B cell imprinting in children impairs antibodies to the haemagglutinin stalk.
Academic Article
Overview
abstract
Immune imprinting1 or original antigenic sin2 is a phenomenon whereby the immune system preferentially recalls its initial response to a related, often evolving pathogen after subsequent exposure. Despite its important implications for vaccine development, the causes of imprinting remain unclear. Here, to understand the basis and impact of imprinting by influenza A viruses, we characterized the B cell responses of young children after consecutive first infections with divergent H1N1 and H3N2 strains of influenza. Children had a primary but otherwise similar B cell response to that of adults. Adult B cells commonly cross-reacted with past strains using more stereotyped and mutated immunoglobulin genes, indicating substantial homosubtypic imprinting. In children, after consecutive heterosubtypic primary infections, up to 6% of memory B cells are H1/H3 cross-reactive and bind to the highly conserved central stalk epitope-a lead target for broadly protective vaccine candidates.

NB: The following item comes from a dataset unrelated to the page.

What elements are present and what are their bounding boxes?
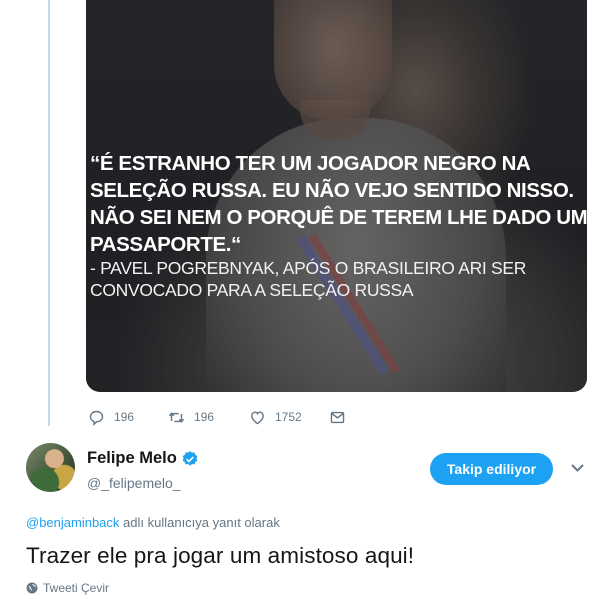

Over 90% of these B cells had a higher affinity for the imprinting H3N2 strain, resulting in reduced breadth and neutralization potency against H1N1 strains. Mechanistically, the imprinting H3 strains and affected H1 strains shared a residue change in the stalk epitope (D46N) that was central to the nearly universal shift in reactivity, despite differing by only a single atomic group. In conclusion, imprinting by influenza viruses can cause a deleterious shift of nearly the entire memory recall response against key, conserved epitopes.